Trevelyan was educated at Harrow and at Trinity College, Cambridge, and though he took up an academic career—writing, lecturing, and producing his first book, England in the Age of Wycliffe—he soon came to believe that he had to leave the college to write independent of scholastic criticism, able as he was to finance such a break. He contracted to write England Under the Stuarts as one book in a multivolume history by various authors. He married, and he soon began a three-volume study of Giuseppe Garibaldi. Other books followed, most notably his survey, History of England.

With these achievements behind him, he returned to academic life, accepting the Regius Professorship of Modern History at Cambridge University. He was awarded the Order of Merit in 1930. Later he became Master of Trinity College. Meanwhile, other books appeared; especially noteworthy are the short work The English Revolution, 1688-89 and the large study England Under Queen Anne. Finally, there was one more great achievement, English Social History, which surveyed six centuries.

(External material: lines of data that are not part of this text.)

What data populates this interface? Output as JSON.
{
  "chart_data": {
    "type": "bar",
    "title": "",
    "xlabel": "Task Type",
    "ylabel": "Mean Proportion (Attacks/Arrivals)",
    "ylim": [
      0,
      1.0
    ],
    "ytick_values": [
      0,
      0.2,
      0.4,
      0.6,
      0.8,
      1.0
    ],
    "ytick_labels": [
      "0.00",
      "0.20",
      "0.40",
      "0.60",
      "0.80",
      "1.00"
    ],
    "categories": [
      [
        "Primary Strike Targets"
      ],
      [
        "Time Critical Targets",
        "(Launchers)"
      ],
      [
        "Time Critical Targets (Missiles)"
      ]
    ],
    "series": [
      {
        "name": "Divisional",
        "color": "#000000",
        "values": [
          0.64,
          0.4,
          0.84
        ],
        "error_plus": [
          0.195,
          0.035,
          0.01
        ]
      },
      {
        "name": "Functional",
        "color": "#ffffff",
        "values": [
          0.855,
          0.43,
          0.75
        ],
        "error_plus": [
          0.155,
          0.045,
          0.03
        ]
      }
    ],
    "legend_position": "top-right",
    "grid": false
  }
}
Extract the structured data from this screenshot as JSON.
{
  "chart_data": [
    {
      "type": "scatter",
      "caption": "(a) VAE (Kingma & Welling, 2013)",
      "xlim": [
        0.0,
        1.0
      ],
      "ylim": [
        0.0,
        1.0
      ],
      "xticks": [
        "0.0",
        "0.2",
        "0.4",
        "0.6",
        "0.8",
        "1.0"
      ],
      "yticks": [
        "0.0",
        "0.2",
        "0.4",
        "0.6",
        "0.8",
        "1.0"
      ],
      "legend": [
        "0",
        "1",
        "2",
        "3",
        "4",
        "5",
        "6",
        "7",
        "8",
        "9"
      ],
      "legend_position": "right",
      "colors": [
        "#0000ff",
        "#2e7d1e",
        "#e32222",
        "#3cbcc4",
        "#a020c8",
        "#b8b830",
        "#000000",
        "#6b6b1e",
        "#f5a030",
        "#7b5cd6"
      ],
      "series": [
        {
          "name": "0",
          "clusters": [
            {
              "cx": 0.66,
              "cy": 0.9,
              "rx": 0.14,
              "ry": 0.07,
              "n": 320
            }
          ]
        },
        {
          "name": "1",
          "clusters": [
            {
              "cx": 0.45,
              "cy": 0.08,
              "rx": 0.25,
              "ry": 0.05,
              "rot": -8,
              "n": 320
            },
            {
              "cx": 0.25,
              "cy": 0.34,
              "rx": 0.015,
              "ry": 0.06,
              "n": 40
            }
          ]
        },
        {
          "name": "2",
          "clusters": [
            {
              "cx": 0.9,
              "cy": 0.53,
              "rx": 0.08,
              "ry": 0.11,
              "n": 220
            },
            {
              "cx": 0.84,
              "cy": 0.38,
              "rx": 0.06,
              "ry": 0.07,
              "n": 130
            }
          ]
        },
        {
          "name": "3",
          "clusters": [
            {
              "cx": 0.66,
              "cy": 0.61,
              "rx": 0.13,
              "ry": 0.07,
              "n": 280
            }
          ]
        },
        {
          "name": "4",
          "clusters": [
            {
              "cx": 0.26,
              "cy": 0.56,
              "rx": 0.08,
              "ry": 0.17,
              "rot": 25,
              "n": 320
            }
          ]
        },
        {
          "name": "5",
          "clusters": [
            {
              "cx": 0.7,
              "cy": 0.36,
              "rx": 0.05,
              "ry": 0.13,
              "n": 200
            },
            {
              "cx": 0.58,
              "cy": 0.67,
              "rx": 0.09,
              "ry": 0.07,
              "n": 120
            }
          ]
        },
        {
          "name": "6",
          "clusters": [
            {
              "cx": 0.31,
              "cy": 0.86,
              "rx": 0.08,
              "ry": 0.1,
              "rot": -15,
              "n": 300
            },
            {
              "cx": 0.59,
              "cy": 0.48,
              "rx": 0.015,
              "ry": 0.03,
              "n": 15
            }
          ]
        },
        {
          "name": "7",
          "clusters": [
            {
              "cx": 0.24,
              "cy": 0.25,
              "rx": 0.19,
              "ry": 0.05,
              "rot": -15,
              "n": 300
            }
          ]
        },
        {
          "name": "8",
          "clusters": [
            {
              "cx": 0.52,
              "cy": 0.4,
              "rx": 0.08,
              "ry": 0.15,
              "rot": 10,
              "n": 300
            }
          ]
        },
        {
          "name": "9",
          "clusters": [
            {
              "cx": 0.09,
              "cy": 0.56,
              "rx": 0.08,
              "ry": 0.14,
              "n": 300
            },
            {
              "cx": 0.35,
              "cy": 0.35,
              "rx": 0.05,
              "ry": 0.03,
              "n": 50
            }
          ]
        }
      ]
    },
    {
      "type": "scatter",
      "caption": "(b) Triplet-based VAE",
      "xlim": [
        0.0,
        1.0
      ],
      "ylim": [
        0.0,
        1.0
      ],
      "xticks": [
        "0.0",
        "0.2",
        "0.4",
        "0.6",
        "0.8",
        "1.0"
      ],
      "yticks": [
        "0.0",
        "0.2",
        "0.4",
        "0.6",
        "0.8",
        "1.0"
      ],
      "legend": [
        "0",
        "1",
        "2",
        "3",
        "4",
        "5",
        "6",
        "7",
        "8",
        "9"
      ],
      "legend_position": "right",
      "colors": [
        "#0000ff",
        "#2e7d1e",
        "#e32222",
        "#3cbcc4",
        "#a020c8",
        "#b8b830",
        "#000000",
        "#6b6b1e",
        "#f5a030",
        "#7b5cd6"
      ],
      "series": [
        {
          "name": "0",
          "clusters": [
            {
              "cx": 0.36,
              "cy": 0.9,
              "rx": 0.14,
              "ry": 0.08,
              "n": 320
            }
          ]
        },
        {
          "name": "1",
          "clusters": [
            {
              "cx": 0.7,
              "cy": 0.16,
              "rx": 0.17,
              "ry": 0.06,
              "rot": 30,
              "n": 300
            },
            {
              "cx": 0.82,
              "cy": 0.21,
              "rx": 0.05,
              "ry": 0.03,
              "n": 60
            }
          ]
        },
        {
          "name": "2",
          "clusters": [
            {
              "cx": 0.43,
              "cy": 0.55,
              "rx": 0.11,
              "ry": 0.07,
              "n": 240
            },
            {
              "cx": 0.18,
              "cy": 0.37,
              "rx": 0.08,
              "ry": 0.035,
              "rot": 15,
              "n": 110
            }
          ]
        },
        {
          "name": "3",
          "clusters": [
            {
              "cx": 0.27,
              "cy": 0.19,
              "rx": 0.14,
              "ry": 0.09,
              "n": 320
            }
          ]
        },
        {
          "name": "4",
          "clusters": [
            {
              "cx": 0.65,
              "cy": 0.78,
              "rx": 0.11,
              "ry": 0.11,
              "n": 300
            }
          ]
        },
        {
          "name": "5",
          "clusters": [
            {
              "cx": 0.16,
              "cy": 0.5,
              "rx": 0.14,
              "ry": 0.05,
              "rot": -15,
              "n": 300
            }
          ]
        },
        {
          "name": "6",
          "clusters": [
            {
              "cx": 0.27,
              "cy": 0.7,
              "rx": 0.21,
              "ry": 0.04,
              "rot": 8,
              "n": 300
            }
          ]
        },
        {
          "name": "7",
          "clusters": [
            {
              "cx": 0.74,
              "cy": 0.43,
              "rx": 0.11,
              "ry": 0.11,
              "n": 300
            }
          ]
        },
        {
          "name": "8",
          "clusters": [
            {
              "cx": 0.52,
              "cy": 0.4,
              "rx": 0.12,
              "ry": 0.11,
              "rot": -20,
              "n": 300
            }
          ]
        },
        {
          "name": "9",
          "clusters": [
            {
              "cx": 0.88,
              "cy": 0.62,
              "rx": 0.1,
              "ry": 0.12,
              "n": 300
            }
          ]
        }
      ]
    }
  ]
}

The turbulent and disquieting world events of Trevelyan’s lifetime caused him increasingly to view those events in a historical context, but they did not transform him into a bitter pessimist. Instead, he continued his calling to explain the lessons of those events to his and future generations. Trevelyan’s last years were spent in disabled retirement, a lonely widower after fifty-two years of happy marriage, content to meditate on his life and on the conditions in the world. As friends came often to visit and to read to him, he waited patiently for death, which came at age eighty-six in his home at Cambridge.

Bibliography

Cannadine, David. G. M. Trevelyan. New York: W. W. Norton, 1992. A long-awaited biography. Includes index and bibliography.

“Lyrical Historian.” The New York Review of Books, July 15, 1993. Suggests that Trevelyan’s works as a historian are outdated and no longer relevant.

Moorman, Mary Trevelyan. George Macaulay Trevelyan: A Memoir. North Pomfret, Vt.: Hamilton, 1980. Written by Trevelyan’s daughter. Includes index and bibliography.

“The True Voice of Clio.” Times Literary Supplement, May 2, 1980. Predicts that time will elevate Trevelyan’s standing among twentieth century historians.